Auricular hematoma is a collection of blood between the perichondrium and cartilage of the ear. This is commonly seen in the pediatric setting of trauma, often as sports injuries. Damage to the vasculature and separation of perichondrium from the underlying cartilage can result in the development of a potential space, thereby allowing for the accumulation of blood. Auricular hematomas are diagnosed clinically from obtaining a thorough history and performing a physical exam. Diagnostic imaging is not required and typically only utilized to rule out other diagnoses. Significant pain, erythema, and swelling may be suggestive of cellulitis rather than auricular hematoma. Ultrasound can be helpful to exclude auricular abscess. Hearing is not typically affected in the setting of an isolated auricular hematoma; hearing loss in this setting should prompt imaging with either CT or MRI to evaluate for concurrent damage to middle or inner ear structures. In pediatric patients, or when the mechanism of injury is unclear, nonaccidental trauma should be considered and appropriate protocols should be employed to determine if the patient is at further risk for harm Fig. 16.2 .

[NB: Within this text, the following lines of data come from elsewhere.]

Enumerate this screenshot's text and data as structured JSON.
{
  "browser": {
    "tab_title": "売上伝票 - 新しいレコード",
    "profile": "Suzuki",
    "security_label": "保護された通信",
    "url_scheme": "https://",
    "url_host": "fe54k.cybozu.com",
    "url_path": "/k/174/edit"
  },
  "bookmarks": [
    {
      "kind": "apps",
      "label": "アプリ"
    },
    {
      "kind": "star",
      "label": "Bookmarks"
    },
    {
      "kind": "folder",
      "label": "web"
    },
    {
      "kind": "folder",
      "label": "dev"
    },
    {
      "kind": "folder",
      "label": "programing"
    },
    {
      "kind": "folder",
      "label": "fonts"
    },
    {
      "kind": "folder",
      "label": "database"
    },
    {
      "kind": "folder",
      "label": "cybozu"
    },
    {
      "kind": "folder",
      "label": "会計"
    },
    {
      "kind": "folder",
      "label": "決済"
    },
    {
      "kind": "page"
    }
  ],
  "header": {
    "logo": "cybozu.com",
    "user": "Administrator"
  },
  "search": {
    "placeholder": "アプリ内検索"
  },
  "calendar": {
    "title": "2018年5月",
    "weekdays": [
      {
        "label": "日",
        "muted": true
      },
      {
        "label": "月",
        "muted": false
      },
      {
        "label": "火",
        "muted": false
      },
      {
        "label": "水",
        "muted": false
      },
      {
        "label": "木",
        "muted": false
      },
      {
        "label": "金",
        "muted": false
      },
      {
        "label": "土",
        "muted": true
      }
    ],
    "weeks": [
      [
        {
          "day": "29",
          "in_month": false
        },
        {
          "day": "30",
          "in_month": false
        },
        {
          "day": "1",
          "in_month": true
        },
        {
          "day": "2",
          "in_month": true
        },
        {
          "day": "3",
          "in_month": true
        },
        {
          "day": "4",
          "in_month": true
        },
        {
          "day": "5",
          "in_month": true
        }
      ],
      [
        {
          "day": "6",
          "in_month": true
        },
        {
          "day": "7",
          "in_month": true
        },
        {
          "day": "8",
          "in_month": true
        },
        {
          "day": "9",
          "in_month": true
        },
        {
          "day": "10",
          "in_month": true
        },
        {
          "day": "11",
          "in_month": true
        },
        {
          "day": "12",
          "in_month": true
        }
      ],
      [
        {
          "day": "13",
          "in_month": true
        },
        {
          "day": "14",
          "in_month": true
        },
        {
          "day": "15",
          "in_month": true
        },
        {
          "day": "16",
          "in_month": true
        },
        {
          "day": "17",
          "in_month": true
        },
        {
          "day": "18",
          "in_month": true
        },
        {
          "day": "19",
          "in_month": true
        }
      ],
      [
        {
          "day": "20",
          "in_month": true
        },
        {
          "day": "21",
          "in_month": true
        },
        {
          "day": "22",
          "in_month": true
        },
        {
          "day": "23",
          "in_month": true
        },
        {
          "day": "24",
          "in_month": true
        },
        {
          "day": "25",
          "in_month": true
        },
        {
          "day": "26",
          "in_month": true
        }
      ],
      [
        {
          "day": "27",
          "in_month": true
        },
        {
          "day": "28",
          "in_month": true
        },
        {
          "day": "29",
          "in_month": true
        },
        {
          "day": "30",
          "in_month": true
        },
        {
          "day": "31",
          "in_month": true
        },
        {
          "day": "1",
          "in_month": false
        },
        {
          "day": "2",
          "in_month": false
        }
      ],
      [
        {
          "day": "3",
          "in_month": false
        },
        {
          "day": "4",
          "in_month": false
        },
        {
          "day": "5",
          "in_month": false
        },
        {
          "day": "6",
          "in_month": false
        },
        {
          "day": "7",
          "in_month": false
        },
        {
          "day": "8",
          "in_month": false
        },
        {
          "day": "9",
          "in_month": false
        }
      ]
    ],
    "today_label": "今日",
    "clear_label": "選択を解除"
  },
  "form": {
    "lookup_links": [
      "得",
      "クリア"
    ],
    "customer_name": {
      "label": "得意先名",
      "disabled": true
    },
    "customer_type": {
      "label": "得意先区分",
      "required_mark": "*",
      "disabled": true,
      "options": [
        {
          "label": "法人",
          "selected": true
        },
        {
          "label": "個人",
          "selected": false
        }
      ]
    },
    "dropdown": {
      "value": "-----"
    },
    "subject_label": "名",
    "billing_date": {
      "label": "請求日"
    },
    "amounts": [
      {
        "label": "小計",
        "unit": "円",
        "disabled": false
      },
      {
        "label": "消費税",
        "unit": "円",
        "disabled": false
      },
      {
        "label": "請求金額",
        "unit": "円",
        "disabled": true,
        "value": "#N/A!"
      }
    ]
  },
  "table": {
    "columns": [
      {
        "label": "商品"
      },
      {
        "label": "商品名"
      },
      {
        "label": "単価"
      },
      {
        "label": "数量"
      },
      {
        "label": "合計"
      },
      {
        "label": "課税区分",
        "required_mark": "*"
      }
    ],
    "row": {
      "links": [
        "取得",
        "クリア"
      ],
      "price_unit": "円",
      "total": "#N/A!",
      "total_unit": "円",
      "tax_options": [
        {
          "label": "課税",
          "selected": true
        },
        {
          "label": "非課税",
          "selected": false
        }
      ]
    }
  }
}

Treatment for auricular hematoma includes drainage with needle aspiration, incision and drainage, or drainage with placement of bolster, depending on the size and duration of the hematoma. The procedure can be performed at the bedside or in the operating room depending on provider and patient comfort. Drainage should occur as soon as possible after the injury. Untreated or repeated auricular hematomas allow for persistent fluid accumulation within the perichondrium and can result in a swollen and misfolded appearance of the auricle, commonly referred to as “cauliflower ear.” In persistent or severe cases, surgical reconstruction with otoplasty may be warranted to improve the cosmetic appearance of the ear.
Injury to the external auditory canal may be seen in isolation or in conjunction with other traumatic injuries. In children, isolated external auditory canal injury is often seen in the setting of a foreign body or use of a cotton swab causing damage to the ear canal skin. Complications may include otitis externa, and with risk of subsequent development of canal stenosis. In the context of a patient presenting with facial trauma, blood in the external auditory canal is suggestive of underlying temporal bone or mandibular fracture. Treatment is variable depending on the mechanism of injury but involves managing risk of infection in the canal, repairing underlying fractures when indicated, and preventing stenosis of the canal during the healing process.